Più superficiali di così non siamo riusciti, spiacenti.
tip 1 di 2 su com’è fatta Vienna: non è detto che vi servano abbonamenti ai mezzi pubblici, se amate camminare e vivere a piedi la città, perché Vienna, quantomeno nei suoi quartieri attorno al centro, non è enorme
tip 2 di 2 su com’è fatta Vienna: in inverno è fatta di freddo. Maglia termica sotto al maglione e, volendo, pantaloni termici. Ci ringrazierete
Cosa abbiamo fatto? E visto? E sentito?
Eh ma quante domande…
I nostri cinque giorni qui, tra un freddo pungente, un’umidità indiscreta, qualche fiocco bianco e ventate on the rocks, son passati senza liste delle top N cose da vedere, sicché si è camminato molto e ci si è permessi qualche giro fuori standard.
Per dormire (e cenare a casa, di fatto) abbiamo scelto il quartiere di Wieden, davvero gradevole e poco turistico, ad una passeggiata di distanza dal centro lungo il lato ovest del Castello di Belvedere.

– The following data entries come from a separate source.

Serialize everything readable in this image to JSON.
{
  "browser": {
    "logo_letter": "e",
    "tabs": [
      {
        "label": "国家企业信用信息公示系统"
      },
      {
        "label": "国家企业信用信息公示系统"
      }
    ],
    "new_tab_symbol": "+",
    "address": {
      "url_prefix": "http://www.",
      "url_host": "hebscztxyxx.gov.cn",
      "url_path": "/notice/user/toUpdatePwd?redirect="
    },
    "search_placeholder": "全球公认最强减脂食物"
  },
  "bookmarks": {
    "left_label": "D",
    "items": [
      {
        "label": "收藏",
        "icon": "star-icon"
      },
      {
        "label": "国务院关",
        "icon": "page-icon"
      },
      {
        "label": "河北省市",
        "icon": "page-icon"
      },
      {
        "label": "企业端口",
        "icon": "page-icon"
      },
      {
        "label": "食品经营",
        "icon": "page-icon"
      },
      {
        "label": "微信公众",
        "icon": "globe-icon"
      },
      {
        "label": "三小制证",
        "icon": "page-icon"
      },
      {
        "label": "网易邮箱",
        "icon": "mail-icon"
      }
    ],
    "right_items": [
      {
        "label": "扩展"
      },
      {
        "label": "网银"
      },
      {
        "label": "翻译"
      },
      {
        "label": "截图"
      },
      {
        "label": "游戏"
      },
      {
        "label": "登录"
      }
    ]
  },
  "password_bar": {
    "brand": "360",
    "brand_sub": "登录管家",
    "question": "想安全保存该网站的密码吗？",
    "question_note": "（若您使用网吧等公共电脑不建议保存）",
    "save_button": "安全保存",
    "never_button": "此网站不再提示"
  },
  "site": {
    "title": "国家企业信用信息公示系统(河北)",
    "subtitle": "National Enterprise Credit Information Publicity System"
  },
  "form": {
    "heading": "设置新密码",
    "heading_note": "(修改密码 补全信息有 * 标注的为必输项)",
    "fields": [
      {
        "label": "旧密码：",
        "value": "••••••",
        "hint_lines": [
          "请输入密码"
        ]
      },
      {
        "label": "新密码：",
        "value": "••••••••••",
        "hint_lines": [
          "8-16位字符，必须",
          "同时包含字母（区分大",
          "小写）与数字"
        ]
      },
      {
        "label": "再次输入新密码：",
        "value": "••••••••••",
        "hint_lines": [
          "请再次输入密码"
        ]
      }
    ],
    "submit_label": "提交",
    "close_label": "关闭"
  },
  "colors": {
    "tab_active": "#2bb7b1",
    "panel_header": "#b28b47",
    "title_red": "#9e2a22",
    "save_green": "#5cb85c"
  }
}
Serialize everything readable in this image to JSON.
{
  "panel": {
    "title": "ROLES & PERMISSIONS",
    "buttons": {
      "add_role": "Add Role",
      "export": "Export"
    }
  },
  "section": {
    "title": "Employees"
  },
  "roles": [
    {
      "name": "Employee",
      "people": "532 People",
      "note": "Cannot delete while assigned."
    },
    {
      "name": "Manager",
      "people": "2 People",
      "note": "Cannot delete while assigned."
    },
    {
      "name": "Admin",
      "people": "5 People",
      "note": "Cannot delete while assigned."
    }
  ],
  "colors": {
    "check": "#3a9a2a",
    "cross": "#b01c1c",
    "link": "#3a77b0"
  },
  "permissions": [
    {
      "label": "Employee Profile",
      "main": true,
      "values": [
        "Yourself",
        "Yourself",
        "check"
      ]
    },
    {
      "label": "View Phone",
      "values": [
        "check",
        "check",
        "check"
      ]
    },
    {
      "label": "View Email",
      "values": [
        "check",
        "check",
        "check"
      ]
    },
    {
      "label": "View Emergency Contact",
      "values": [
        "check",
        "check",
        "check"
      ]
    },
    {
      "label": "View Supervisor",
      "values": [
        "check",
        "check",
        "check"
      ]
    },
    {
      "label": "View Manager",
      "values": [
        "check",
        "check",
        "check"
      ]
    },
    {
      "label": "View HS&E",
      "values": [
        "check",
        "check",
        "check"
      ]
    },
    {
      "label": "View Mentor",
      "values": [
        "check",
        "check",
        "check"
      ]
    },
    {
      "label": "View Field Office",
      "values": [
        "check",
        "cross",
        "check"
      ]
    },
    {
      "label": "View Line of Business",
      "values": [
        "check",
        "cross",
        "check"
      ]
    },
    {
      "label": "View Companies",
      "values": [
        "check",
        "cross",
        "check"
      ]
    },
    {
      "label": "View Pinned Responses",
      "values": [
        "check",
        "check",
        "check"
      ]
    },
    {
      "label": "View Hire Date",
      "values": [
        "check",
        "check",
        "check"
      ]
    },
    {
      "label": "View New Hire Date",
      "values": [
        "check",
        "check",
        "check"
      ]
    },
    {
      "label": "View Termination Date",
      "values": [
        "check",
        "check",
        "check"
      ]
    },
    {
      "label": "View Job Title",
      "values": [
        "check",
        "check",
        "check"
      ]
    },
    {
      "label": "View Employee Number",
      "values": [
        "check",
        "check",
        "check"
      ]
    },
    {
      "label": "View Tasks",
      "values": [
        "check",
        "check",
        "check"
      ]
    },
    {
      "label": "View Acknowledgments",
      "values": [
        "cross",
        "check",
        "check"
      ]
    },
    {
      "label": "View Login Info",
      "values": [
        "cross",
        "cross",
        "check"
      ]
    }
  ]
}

La struttura, Pakat Residences, è un palazzo dedicato allo scopo, funzionale, pulito e certamente all’altezza dei severi canoni di Dateme retta.
Musei
A Vienna è un po’ bizzarro fare una vacanza senza visitare nemmeno un museo. C’è un “catalogo” di possibilità davvero imponente. Qualunque ricerca preparatoria di un soggiorno qui vi porterà un elenco che sarà impossibile esaurire nel corso della vacanza. Le nostre scelte, dettate da considerazioni che vi diremo sotto, sono state solo due, in modo da avere altro tempo per conoscere la città anche fuori dal suo centro, seguire altri eventi e godersi una pianificazione non aggressiva. Va aggiunto che, se si è davvero appassionati, ciascuna delle due scelte può richiedere anche una giornata.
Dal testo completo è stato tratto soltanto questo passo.